Today Casey fell asleep on my back.
I was making cookies and I wanted him to see so I put him in the ergo on my back. He started crying his tired cry so I walked around in circles rolling balls of dough between my palms and setting them, in neat rows of three, on the cookie sheet. I hum as I walk and he starts humming too. Then there is silence. Heavy, his weight tugs on my lower back and I walk slightly hunched over so I do not to disturb him. I walk and read while the cookies bake and take them out when they are done. The hot breath of the oven warms my face as I remove first one sheet pan and then the other.
Now, I am unsure what to do. I stand looking out my front window watching the snow blow, fine and fierce, across our yard. My hips rock slowly from one side to the other. A living rocking chair for my son.
He has recently discovered our rocking chair. He likes to sit in it, like a big boy, as I rock it backwards and forwards, again and again. Now I have become the rocker and I don’t know how long I will be retained in this position. I fear putting him down. I fear waking him and interrupting his sleep for the second time today.
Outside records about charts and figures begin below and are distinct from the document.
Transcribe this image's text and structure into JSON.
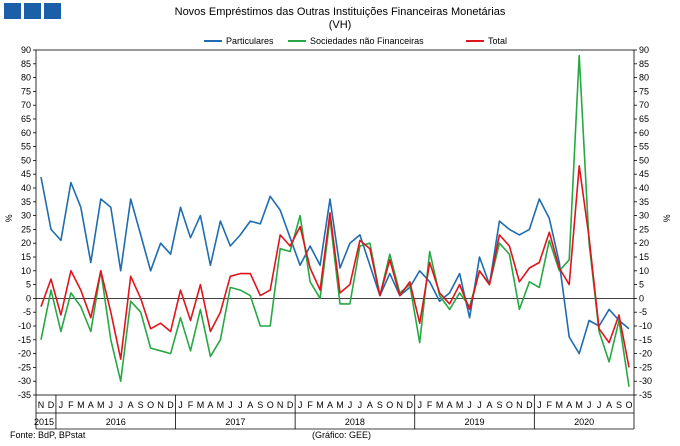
{
  "header": {
    "title": "Novos Empréstimos das Outras Instituições Financeiras Monetárias",
    "subtitle": "(VH)"
  },
  "footer": {
    "source": "Fonte: BdP, BPstat",
    "credit": "(Gráfico: GEE)"
  },
  "colors": {
    "particulares": "#1f6cb0",
    "sociedades": "#27a844",
    "total": "#e0141c",
    "logo": "#1a5fa8"
  },
  "chart_data": {
    "type": "line",
    "title": "Novos Empréstimos das Outras Instituições Financeiras Monetárias",
    "subtitle": "(VH)",
    "ylabel": "%",
    "ylabel_right": "%",
    "ylim": [
      -35,
      90
    ],
    "yticks": [
      -35,
      -30,
      -25,
      -20,
      -15,
      -10,
      -5,
      0,
      5,
      10,
      15,
      20,
      25,
      30,
      35,
      40,
      45,
      50,
      55,
      60,
      65,
      70,
      75,
      80,
      85,
      90
    ],
    "grid": false,
    "legend_position": "top",
    "month_labels": [
      "N",
      "D",
      "J",
      "F",
      "M",
      "A",
      "M",
      "J",
      "J",
      "A",
      "S",
      "O",
      "N",
      "D",
      "J",
      "F",
      "M",
      "A",
      "M",
      "J",
      "J",
      "A",
      "S",
      "O",
      "N",
      "D",
      "J",
      "F",
      "M",
      "A",
      "M",
      "J",
      "J",
      "A",
      "S",
      "O",
      "N",
      "D",
      "J",
      "F",
      "M",
      "A",
      "M",
      "J",
      "J",
      "A",
      "S",
      "O",
      "N",
      "D",
      "J",
      "F",
      "M",
      "A",
      "M",
      "J",
      "J",
      "A",
      "S",
      "O"
    ],
    "year_labels": [
      {
        "label": "2015",
        "start": 0,
        "end": 1
      },
      {
        "label": "2016",
        "start": 2,
        "end": 13
      },
      {
        "label": "2017",
        "start": 14,
        "end": 25
      },
      {
        "label": "2018",
        "start": 26,
        "end": 37
      },
      {
        "label": "2019",
        "start": 38,
        "end": 49
      },
      {
        "label": "2020",
        "start": 50,
        "end": 59
      }
    ],
    "series": [
      {
        "name": "Particulares",
        "color": "#1f6cb0",
        "values": [
          44,
          25,
          21,
          42,
          33,
          13,
          36,
          33,
          10,
          36,
          23,
          10,
          20,
          16,
          33,
          22,
          30,
          12,
          28,
          19,
          23,
          28,
          27,
          37,
          32,
          22,
          12,
          19,
          12,
          36,
          11,
          20,
          23,
          12,
          1,
          9,
          1,
          4,
          10,
          6,
          -1,
          2,
          9,
          -7,
          15,
          5,
          28,
          25,
          23,
          25,
          36,
          29,
          13,
          -14,
          -20,
          -8,
          -10,
          -4,
          -8,
          -11
        ]
      },
      {
        "name": "Sociedades não Financeiras",
        "color": "#27a844",
        "values": [
          -15,
          3,
          -12,
          2,
          -3,
          -12,
          10,
          -15,
          -30,
          -1,
          -5,
          -18,
          -19,
          -20,
          -7,
          -19,
          -4,
          -21,
          -15,
          4,
          3,
          1,
          -10,
          -10,
          18,
          17,
          30,
          6,
          0,
          29,
          -2,
          -2,
          19,
          20,
          1,
          16,
          2,
          5,
          -16,
          17,
          1,
          -4,
          2,
          -3,
          10,
          5,
          20,
          16,
          -4,
          6,
          4,
          21,
          10,
          14,
          88,
          20,
          -12,
          -23,
          -8,
          -32
        ]
      },
      {
        "name": "Total",
        "color": "#e0141c",
        "values": [
          -3,
          7,
          -6,
          10,
          3,
          -7,
          10,
          -5,
          -22,
          8,
          0,
          -11,
          -9,
          -12,
          3,
          -8,
          5,
          -12,
          -5,
          8,
          9,
          9,
          1,
          3,
          23,
          19,
          26,
          11,
          3,
          31,
          2,
          5,
          21,
          18,
          1,
          14,
          1,
          6,
          -9,
          13,
          2,
          -2,
          5,
          -4,
          10,
          5,
          23,
          19,
          6,
          11,
          13,
          24,
          11,
          5,
          48,
          22,
          -11,
          -16,
          -6,
          -25
        ]
      }
    ]
  }
}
So, I stand here and watch the snow outside, trying to think of eloquent ways to describe the way it falls.
I get the laundry from the porch and fold it, standing, straight out of the dryer. All the while I am rocking, rocking. A comforting rythym, womblike. Reminding me of walking to and from work, carrying his weight in my belly; walking, walking. Reminding me of a life before.
My pants are falling down but there is nothing I can do about it.
When the cookies are ready, I remove them one by one to a cooling rack. I bite into one and it is sweet on my tongue. They are healthy cookies, no egg, no butter, not because I wanted them to be but because we have no eggs, no butter.
The mail’s here. I can see it is nothing but bills. My book still has not arrived. I leave the envelopes where they fell through the mail slot and wander back towards the kitchen. A deep sigh from my back and then the steady silent breath resumes. I am locked into this position but it is a position I have chosen. I would not like to be in any other.
A healing balm,
Gratitude for the peace
of a sleeping child.
A hot tiny hand emerges from my side as if I have sprouted a new limb. Tiny fingers find my arm and rest there lightly. A reminder that I am always there, close at hand.
The weight of him on my back releases the weight of the day from my shoulders.
Unintentionally, I stop for a moment. Stop walking, stop rocking. A cry arises, protesting from behind. So I continue. I continue walking and rocking. I stare. I think. I try to quiet my inner voice by talking to it but now there are two voices so I let them both go.